The set-up is rather amusing. Two men decide to buy a dilapidated house, fix it up, and turn over a exorbitant profit. The only problem is that the current tenants, a poor painter’s family, won’t leave. To solve the problem, one of the buyers moves into the house with his mistress (Kuniko Igawa) in tow, hoping that her fiery ways will scare them off. The idea would seem devious enough to work on most any family, but these poor tenants have hearts of gold! Instead of the mistress frustrating the poor family, the film turns the scheme back on the schemers, and in turn becomes a great humanitarian comedy that segues into an affecting drama.

The great strength of The Portrait is in its lightness. The early sections of the film are filled with humor that is positively ribald, a quality that I did not expect from Kinoshita at this point. The effect is to offset the dramatic clarity of the later sections, giving the viewer the best of both worlds – humorous cultural critique and genuinely compassionate drama. It’s a mixture you won’t find often at the movies.

The young mistress is the woman of the portrait in ­The Portrait.
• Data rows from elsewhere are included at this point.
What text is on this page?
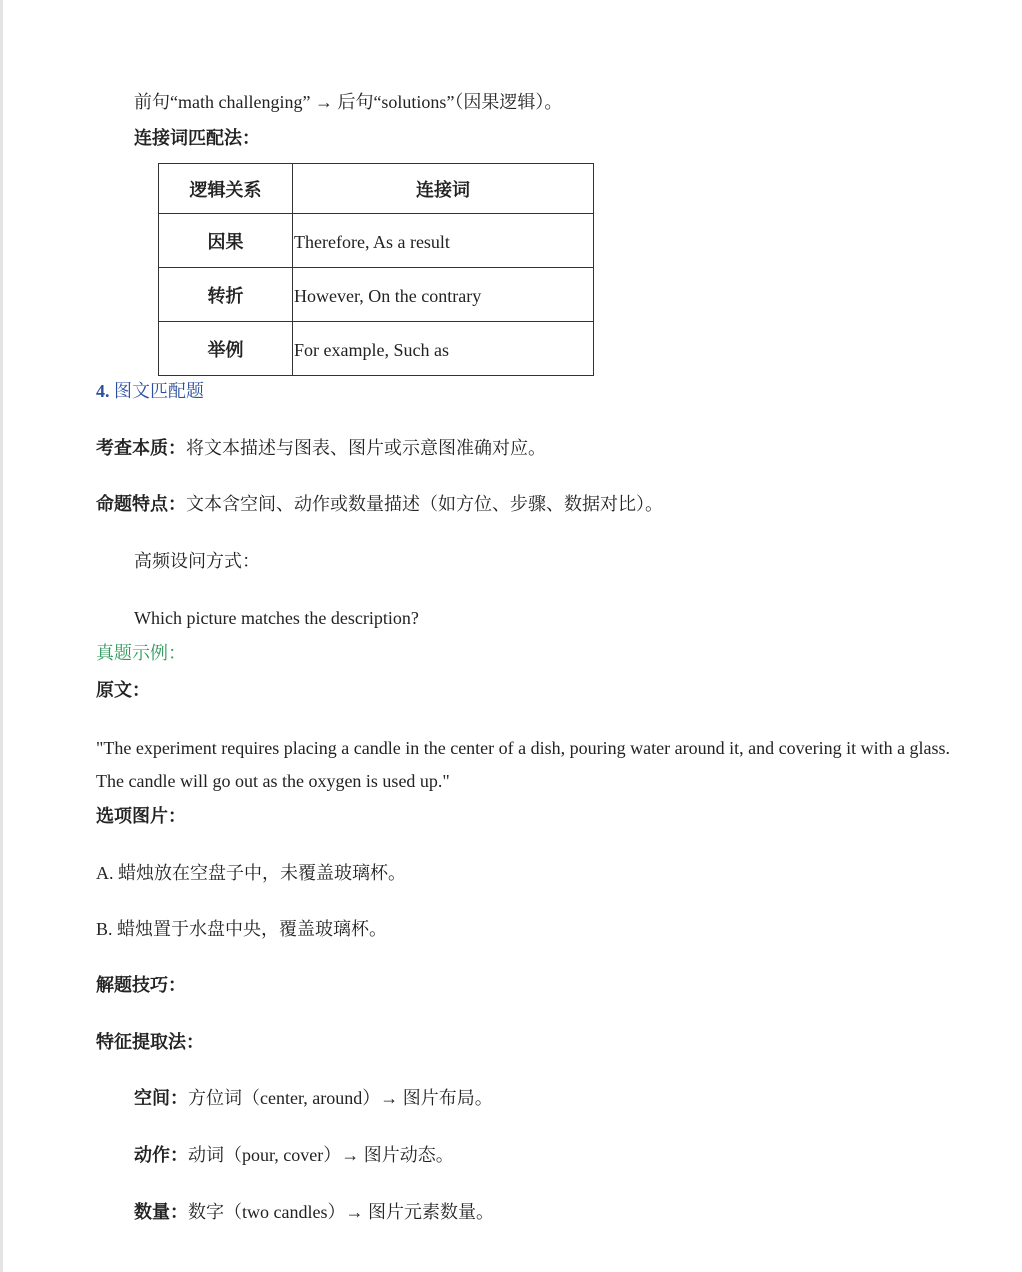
前句“math challenging” → 后句“solutions”（因果逻辑）。
连接词匹配法：
逻辑关系	连接词
因果	Therefore, As a result
转折	However, On the contrary
举例	For example, Such as
4. 图文匹配题
考查本质：将文本描述与图表、图片或示意图准确对应。
命题特点：文本含空间、动作或数量描述（如方位、步骤、数据对比）。
高频设问方式：
Which picture matches the description?
真题示例：
原文：
"The experiment requires placing a candle in the center of a dish, pouring water around it, and covering it with a glass. The candle will go out as the oxygen is used up."
选项图片：
A. 蜡烛放在空盘子中，未覆盖玻璃杯。
B. 蜡烛置于水盘中央，覆盖玻璃杯。
解题技巧：
特征提取法：
空间：方位词（center, around）→ 图片布局。
动作：动词（pour, cover）→ 图片动态。
数量：数字（two candles）→ 图片元素数量。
At first she is brazen in her worldliness (a wonderfully bawdy caricature), but contact with the poor, happy tenant family begins to eat away at her. She starts to feel genuine shame at letting them believe that she is her lover’s daughter. And she becomes so conscious of her shame that she tries to be a “nice lady” around this family, going so far as to carry her new attitude into the bedroom! And when the old, kindly painter asks her to model for a portrait, she inexplicably agrees. Sitting for the portrait, wearing a kimono given to her by her mother, she is able to consider herself – not as a shameful stereotype, but as she might be, an object of human beauty worthy of portraiture. It forces her to wonder about her moral fiber and reconsider if the position she has staked out in life is really the one she wants.

The shock of The Portrait is that it not only forces Kuniko Igawa to look at herself in new ways, but it also forces the viewer to take these new perspectives. When we first meet her, Igawa is a satirical object, and we expect her to fully meet the mistress stereotype that she is a wildcat, full of youthful entitlement and gross vulgarity. In fact, Kinoshita’s caricature of her is unexpectedly vicious when one thinks back to the other noble women he has given us. She might be a feral cat of a woman in the early sections, but the mask is stripped off gradually, giving us a chance to look at the archetype as perhaps God would look at her or how any compassionate individual might. Kinoshita asks us to seek out the good in Igawa and to glorify it. And by extension, he asks us to look into our own selves, and free ourselves from the traps that we have put ourselves in. Goodness and purity eradicate shame in Kinoshita’s world.

Whenever a director amasses a large body of work over an extended period of time – Ford, Hitchcock, Hawks, Kurosawa – it begins to feel as though the films are in conversation with each other. Though we are only on our seventh Kinoshita feature (with another 23 to go at this point), already this phenomenon is starting to appear. We will recall that Kuniko Igawa, who plays the mistress here, also appeared as the object of unrequited love in The Girl I Loved. Her performance in The Portrait is a revelation. We recall her as one of the great sweethearts of cinema (a character of almost ethereal proportions) from before, and discover her now as a brash, secular creature. But as we watch her throughout The Portrait, she transforms back to the girl that we remember – the girl we loved. She seems to be facing the earlier film, remembering what she could be if she dropped her mask and chose the life of innocence and purity of heart that she sees in the poor family surrounding her.

Even the moon, featured prominently in the climactic scene in The Girl I loved seems to be shining over from that film as the poor family dances under its light in unhindered happiness. ­Igawa watches them dance with palpable jealousy. We get the impression that she would like to transport herself to back into The Girl I Loved. It’s not such a horrible idea, but the beauty of The Portrait is that Kinoshita doesn’t let her off so easily. She has to face herself and see herself for what she could be in the here and now. There’s no going back for Igawa, only going forward.